Любимая улица - Страница 62
Но все хвалили книгу, в нескольких газетах даже появились рецензии, очень лестные. Книгу обмыли. Их с Мариной заставили устроить банкет, было много выпито, много сказано хороших слов. Книге очень обрадовалась Катя. Увидев ее, она воскликнула:
— Эм. Лаврентьева? Это которая — пока в Париже еще зевают, она уже всех обскакала?
Книге очень обрадовался Константин Артемьевич, он гордился ею, понес ее на работу и, небрежно вынув из портфеля, сказал коллегам:
— Растет молодежь.
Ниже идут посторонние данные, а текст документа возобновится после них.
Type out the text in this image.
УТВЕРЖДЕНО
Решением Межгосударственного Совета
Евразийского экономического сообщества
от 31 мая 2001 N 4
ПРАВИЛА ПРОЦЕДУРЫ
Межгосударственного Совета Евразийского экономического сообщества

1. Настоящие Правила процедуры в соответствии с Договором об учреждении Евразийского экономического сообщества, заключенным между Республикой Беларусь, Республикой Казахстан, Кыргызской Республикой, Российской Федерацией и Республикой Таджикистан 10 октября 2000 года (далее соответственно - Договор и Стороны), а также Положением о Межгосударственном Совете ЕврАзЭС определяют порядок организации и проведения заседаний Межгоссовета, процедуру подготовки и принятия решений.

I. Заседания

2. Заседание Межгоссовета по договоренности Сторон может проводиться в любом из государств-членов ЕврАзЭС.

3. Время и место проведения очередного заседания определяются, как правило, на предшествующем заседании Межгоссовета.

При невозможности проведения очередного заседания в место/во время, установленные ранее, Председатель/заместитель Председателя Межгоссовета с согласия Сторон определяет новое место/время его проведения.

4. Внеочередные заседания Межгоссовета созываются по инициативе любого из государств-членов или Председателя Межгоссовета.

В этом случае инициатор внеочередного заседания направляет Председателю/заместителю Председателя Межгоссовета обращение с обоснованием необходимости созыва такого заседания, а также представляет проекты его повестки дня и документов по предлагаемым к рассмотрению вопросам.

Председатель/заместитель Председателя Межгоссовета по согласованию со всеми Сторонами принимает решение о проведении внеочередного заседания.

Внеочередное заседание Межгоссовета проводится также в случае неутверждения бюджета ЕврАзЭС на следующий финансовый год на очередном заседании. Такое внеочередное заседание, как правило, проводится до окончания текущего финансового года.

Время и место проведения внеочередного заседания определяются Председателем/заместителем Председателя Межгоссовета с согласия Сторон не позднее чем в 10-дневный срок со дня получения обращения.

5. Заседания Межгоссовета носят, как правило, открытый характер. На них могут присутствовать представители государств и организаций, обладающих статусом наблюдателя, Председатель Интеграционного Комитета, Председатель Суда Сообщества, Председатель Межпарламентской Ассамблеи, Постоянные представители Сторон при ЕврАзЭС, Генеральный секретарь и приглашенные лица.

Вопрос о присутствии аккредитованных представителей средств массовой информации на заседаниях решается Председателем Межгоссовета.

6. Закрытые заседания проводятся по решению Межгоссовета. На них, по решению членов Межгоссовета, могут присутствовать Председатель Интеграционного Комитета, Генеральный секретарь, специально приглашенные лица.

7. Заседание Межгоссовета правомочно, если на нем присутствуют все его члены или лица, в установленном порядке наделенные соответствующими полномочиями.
Мой зять, между прочим.
Поливанов послал книгу Леше и получил от него поздравительную телеграмму. Но праздника не было — все вокруг было тускло.
— Поливанов, ты что ходишь как в воду опущенный? Или денег мало получил? — спрашивали друзья.
Нет, и деньги появились. И были куплены подарки: детям — по новому платью, и зимнее пальто Анисье Матвеевне. Но ничто не радовало. Он был свободен. Свободного времени у него оказалось хоть отбавляй. Теперь бы так просто было вообще не возвращаться домой, только приходить навещать время от времени детей. Каждый вечер — он это знал — его ждала Марина. Но он к ней не шел. Почему? Это ли не новое предательство? Еще одно.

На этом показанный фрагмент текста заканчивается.